Kindertheater, nicht im Sinne von Theater für Kinder, sondern ganz im Gegenteil, Kindertheater für Erwachsene gab es am Wochenende auf dem Spielart-Festival zu sehen. Der englische Performance-Künstler Tim Etchells erarbeitete mit 16 belgischen Kindern im Alter von acht bis 14 ein Stück, das sich eindringlich und nachhaltig mit der Bevormundung durch Autoritäten beschäftigt.
In Reih und Glied vor einer Turnhallenkulisse stellen sich die jungen Performer souverän und bestimmt vor ein erwachsenes Theaterpublikum, skandieren in rhythmischer Einigkeit, mitunter vorwurfsvoll, was ihnen tagtäglich von ihren Eltern und Erziehern erklärt, (an)getan und zu verstehen gegeben wird: „Ihr sucht Klamotten für uns aus, Ihr seht uns beim Schlafen zu, Ihr erzählt uns Geschichten“. Die Mythen und Sichtweisen der Erwachsenen formen die Wahrnehmung ihrer Kinder, schweißen sich ein in ihr Unbewusstes, prägen sie für das ganze Leben.
Etchells Bühnenkinder wehren sich gegen diesen schleichenden Eindringling, der ihnen die Welt in ein Märchenland verzaubern will und konfrontieren sich und das gebannte Publikum mit all den Aussagen, die ihrem Leben Sinn verleihen sollen.

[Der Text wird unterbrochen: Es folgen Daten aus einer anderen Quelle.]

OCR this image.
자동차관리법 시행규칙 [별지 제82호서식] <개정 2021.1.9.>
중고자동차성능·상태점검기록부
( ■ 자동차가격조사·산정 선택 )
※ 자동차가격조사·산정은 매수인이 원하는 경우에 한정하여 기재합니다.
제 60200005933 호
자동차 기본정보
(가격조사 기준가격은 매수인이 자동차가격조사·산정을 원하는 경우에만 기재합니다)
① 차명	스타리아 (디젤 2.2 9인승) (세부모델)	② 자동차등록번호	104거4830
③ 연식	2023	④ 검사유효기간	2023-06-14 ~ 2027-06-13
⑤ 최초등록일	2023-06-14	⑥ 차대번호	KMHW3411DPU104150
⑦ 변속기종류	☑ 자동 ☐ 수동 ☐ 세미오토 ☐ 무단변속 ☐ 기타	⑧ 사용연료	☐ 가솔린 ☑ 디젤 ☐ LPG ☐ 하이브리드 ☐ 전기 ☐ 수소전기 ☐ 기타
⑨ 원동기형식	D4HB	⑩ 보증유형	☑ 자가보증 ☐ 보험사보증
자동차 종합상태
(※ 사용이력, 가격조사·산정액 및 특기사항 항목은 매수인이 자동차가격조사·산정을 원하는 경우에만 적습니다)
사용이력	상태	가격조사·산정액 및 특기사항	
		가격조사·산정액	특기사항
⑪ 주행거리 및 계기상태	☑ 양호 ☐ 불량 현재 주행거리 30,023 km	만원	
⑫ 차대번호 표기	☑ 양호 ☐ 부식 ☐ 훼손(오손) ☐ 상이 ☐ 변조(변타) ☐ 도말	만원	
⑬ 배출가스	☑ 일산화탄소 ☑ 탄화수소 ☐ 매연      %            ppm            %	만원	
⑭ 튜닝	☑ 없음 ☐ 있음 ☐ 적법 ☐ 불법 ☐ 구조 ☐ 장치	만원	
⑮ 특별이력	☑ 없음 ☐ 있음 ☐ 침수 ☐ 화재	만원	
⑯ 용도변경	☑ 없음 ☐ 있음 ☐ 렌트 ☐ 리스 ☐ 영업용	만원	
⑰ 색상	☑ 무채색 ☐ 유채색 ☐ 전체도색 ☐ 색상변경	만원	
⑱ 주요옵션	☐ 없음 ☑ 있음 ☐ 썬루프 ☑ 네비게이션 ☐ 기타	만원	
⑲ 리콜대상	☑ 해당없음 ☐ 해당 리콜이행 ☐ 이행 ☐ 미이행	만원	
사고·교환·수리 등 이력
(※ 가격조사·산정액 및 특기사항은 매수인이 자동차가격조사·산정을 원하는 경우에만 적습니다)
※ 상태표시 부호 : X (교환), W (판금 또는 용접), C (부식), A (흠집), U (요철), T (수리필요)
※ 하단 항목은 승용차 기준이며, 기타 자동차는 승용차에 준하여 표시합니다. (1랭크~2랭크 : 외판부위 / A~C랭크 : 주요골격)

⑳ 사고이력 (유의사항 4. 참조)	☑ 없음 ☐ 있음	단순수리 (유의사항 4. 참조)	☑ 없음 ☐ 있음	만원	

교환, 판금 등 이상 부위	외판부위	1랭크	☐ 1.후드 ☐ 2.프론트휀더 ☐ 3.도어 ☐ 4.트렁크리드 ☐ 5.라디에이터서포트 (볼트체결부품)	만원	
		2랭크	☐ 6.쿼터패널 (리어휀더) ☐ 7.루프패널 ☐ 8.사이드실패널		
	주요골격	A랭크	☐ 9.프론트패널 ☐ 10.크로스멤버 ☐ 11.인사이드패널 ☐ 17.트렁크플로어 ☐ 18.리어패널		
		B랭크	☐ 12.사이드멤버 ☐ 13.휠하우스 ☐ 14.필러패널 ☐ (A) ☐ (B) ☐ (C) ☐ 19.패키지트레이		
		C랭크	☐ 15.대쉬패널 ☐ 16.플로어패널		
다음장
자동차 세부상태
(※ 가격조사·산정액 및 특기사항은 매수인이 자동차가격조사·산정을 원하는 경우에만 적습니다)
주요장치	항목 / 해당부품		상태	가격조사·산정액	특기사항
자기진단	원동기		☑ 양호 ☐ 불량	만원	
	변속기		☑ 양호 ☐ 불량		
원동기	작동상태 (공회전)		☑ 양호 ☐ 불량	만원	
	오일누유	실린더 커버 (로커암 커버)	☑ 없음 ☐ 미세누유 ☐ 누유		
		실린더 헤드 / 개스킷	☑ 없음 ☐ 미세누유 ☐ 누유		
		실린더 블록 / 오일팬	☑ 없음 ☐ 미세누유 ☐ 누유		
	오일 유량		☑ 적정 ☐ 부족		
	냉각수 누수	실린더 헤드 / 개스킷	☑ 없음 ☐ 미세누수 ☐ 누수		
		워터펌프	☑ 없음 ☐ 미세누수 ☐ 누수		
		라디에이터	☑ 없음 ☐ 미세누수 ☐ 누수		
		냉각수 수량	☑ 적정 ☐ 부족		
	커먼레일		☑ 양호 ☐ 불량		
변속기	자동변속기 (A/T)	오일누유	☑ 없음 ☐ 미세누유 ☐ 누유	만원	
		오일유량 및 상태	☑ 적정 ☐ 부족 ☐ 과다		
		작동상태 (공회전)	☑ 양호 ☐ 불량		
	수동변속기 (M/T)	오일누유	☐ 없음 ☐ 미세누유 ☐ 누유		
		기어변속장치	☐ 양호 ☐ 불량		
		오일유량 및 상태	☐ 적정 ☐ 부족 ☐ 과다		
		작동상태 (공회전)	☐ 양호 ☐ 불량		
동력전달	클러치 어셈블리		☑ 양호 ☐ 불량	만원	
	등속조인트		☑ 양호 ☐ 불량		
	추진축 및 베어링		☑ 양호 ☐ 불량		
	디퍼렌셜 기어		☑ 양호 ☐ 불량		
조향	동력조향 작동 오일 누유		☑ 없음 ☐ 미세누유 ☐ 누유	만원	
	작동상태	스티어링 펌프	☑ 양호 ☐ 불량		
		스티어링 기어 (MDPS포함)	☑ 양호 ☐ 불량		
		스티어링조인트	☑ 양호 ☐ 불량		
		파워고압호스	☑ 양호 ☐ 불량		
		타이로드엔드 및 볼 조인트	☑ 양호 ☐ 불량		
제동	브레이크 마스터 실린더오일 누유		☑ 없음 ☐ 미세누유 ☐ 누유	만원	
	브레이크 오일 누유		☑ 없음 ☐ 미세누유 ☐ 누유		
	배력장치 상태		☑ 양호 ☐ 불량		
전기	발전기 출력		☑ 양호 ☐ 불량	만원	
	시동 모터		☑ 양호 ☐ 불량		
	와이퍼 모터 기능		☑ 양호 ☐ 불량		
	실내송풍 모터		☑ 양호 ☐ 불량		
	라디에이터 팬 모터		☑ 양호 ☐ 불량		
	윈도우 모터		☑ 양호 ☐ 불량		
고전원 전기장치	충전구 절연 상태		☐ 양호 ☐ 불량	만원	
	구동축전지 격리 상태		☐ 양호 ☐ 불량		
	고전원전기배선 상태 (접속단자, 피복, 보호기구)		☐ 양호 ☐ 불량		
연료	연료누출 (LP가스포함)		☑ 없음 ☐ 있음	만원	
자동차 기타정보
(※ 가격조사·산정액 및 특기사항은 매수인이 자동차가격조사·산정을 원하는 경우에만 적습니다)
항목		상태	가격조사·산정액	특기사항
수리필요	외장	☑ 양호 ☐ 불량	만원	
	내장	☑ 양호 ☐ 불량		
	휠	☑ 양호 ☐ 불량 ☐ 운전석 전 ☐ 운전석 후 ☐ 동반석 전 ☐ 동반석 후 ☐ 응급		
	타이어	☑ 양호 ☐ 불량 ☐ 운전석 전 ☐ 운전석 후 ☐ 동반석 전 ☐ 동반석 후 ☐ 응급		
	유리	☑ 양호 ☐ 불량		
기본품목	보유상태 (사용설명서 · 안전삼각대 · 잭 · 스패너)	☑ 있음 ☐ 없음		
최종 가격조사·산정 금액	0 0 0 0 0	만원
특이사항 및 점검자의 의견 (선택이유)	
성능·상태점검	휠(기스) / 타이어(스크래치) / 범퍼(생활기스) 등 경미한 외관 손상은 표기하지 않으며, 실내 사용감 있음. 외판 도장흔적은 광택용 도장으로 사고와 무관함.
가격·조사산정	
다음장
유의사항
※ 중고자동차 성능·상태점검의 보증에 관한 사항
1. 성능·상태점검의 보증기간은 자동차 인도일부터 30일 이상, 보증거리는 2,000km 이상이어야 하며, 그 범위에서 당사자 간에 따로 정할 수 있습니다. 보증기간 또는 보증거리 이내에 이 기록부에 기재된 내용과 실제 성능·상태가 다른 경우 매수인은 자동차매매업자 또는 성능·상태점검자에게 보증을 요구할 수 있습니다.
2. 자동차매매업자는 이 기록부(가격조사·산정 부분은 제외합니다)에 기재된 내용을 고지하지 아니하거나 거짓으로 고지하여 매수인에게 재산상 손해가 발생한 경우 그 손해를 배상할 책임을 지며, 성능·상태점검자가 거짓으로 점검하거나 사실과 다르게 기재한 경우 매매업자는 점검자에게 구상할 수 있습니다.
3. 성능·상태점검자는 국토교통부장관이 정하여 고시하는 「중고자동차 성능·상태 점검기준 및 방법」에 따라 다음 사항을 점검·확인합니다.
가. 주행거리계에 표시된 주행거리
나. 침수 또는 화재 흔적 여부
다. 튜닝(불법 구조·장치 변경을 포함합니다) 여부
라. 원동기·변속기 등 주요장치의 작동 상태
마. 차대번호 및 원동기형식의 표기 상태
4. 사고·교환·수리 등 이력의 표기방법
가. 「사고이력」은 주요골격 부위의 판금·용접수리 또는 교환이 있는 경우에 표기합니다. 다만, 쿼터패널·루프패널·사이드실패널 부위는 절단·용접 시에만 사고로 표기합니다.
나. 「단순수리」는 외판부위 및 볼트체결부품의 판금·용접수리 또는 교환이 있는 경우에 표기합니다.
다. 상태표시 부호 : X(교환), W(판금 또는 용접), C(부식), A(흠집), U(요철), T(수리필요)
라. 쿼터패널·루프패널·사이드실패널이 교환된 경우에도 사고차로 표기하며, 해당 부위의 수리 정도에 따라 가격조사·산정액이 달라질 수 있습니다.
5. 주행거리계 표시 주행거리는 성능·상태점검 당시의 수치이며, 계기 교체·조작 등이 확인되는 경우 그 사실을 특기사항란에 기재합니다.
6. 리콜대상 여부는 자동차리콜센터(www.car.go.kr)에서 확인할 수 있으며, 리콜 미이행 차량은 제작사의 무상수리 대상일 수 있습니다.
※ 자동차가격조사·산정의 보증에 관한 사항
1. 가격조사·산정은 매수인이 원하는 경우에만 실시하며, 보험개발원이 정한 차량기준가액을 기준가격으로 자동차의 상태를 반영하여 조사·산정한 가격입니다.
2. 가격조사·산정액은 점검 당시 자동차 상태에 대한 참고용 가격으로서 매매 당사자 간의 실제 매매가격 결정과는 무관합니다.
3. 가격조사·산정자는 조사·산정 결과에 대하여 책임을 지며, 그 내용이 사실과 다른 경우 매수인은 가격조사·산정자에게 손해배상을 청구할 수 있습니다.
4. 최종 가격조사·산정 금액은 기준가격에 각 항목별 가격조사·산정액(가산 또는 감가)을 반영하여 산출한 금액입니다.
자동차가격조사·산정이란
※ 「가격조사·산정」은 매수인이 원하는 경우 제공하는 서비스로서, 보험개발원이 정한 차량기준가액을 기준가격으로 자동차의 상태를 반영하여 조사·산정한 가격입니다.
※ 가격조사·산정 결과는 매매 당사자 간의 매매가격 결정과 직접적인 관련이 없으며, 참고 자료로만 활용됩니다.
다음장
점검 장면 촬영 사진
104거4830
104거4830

Eine Reflexion findet statt – auf beiden Seiten. Dabei hört man diesen Kindern zu, nimmt sie ernst und hinterfragt jede einzelne pädagogische Maßnahme auf ihre Bedeutung für das Leben und Existieren in dieser Welt.
Als Regisseur verleiht Tim Etchells, selbst Vater von zwei Kindern, seinen jungen Performern eine professionelle Bühnenpräsenz. Sie sind „imstande, einfach dazustehen und sich anschauen zu lassen“ und spüren „die Bedeutung der Dinge, die sie sagen, oder dessen, was sie tun.“ Als Lehrer vermittelt Etchells seinen „Zöglingen“ jene Disziplin, die vonnöten ist, um vor den Erwachsenen in ihrer Souveränität ernst genommen zu werden.